B92 reports that, according to the Serbian state war crimes prosecutor's office, all six victims shown being tortured and executed on the video have been identified by name. All of them were Muslims from Srebrenica. Four of the six were just boys, below the age 18, two were young men under the age of 30. It seems very unlikely that they were in any way "special" prisoners. The fact that they have been identified is not surprising, given that there are lists of names and photos of all known victims of the massacres (the latest such compilation being the annex to the RS Srebrenica Commission's report).

As you say, the question is why they were brought all the way to the slopes of Jahorina mountain, near Sarajevo to be killed. My macabre guess is that this was supposed to be a treat, to help the guest fighters from the Serbian MUP to join in the celebration of the good news of the "liberation" of Srebrenica.

Some other foreign fighters, such as the Greek volunteers who were invited to take part in the capture of Srebrenica by Mladic's special request, were also singled out for various kinds of honors. It was a jolly time in Pale:
http://www.domovina.net/srebrenica/page_012g.php

As with the other 8,000 men and boys killed, there did not have to be any individual reason for killing the six people seen on this video - they weren't picked out as individuals; being a male Muslim from Srebrenica was reason enough to be a candidate for execution.

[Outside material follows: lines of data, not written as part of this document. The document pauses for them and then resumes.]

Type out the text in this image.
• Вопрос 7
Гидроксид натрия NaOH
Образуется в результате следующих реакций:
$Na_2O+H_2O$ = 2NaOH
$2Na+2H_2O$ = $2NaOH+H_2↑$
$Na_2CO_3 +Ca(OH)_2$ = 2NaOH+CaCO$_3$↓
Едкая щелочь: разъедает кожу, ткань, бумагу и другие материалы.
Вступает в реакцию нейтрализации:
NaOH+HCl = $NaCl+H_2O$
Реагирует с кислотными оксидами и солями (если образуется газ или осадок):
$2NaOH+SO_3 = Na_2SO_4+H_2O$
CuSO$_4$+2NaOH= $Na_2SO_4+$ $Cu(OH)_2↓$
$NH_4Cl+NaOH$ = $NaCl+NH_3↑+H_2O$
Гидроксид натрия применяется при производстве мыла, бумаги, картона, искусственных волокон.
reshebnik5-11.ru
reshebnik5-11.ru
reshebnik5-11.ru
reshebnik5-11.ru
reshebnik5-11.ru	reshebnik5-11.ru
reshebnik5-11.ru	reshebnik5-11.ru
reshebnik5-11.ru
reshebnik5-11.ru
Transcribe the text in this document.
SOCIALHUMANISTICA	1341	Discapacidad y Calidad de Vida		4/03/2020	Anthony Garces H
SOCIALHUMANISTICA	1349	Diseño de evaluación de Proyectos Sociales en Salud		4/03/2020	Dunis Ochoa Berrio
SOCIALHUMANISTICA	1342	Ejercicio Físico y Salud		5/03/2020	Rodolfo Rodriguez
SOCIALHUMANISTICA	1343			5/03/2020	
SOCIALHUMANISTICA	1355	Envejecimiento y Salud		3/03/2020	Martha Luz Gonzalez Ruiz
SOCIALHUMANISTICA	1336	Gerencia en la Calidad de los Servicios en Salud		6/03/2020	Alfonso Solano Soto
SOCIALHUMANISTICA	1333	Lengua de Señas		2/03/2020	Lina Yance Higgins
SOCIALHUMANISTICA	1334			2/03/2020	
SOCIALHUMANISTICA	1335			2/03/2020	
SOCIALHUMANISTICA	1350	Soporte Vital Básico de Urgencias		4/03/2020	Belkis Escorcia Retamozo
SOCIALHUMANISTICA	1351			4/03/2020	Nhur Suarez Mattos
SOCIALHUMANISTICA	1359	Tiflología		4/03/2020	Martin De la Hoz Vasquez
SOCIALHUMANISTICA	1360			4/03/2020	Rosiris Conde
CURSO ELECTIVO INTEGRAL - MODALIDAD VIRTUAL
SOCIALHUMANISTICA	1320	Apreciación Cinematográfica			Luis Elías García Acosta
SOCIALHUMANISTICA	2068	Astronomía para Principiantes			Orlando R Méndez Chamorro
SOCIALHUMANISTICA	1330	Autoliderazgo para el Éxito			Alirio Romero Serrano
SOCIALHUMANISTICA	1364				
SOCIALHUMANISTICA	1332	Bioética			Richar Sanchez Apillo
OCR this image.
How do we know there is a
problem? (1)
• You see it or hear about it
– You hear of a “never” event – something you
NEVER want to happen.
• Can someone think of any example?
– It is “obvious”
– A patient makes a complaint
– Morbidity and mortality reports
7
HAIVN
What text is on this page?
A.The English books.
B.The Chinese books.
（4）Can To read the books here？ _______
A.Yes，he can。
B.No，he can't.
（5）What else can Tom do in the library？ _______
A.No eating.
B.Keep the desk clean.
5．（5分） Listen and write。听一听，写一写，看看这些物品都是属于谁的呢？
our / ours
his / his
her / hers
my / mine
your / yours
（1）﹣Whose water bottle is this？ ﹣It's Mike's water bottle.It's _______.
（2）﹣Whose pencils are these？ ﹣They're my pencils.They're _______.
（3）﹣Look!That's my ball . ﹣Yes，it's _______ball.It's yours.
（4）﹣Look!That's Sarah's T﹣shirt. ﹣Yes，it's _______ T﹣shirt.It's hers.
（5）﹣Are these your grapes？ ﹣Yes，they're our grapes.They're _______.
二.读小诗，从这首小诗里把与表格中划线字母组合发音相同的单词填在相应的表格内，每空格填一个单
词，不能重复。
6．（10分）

In fact, much of the killing took place at considerable distances from Srebrenica. There were mass executions north of Zvornik, more than 30 km from Srebrenica, while trucks and buses from as far away as Pale and Sokolac were requisitioned for transport of those to be executed; some may have been sent back with a special load. I vaguely recall having read about other transports of Srebrenica prisoners being shipped south to the Pale area before being killed.

AR

Anonymous said...

Thanks, Teekay for manning the fort in Eric's absence. And, yes, EG: I knew it was a good idea! :) And thanks "anonymous" for persistently fascinating commentary.

I do share the Reuters opinion that this is a shock to the polity that will prepare for an extradition of Mladic -- if there is not a suicide that intervenes; which I believe to be a strong possibility with both the general and Karadzic. In fact, I think it may happen sooner rather than later, before the sok wears off... But I also share Teekay's view that there is much still to shine a spotlight upon in these machinations...

Anonymous said...

p.s. -- In case you're still wondering "why Trnovo," remember that Trnovo was one of the most fought-over sectors of the front line near Sarajevo. It changed hands five times during the war. In June 1995, it was also one of the sectors where the Bosnian army tried to break the siege of Sarajevo. See the map at
http://www.lib.utexas.edu/maps/historical/balkan_battlegrounds/sarajevo_june_1995.jpg


By this time the Bosnian Serb army had also gotten so desperately short of manpower, that they had to rely on Serbian police in Belgrade to round up and press-gang Krajina Serb and Bosnian Serb refugees for service as cannon fodder in Bosnia. Which may help explain what those Serbian MUP troops were doing on the slopes near Trnovo in July 1995.

T K Vogel said...

Thanks, AR, for putting things in context and filling in some blanks. One quick update: in an interview with Swiss TV on Friday night, Carla Del Ponte confirmed that the video had been in the prosecution's possession for "several months" but that they needed an opportunity to show it, which came with Stevanovic's testimony. She also mentioned that her office had more footage along similar lines.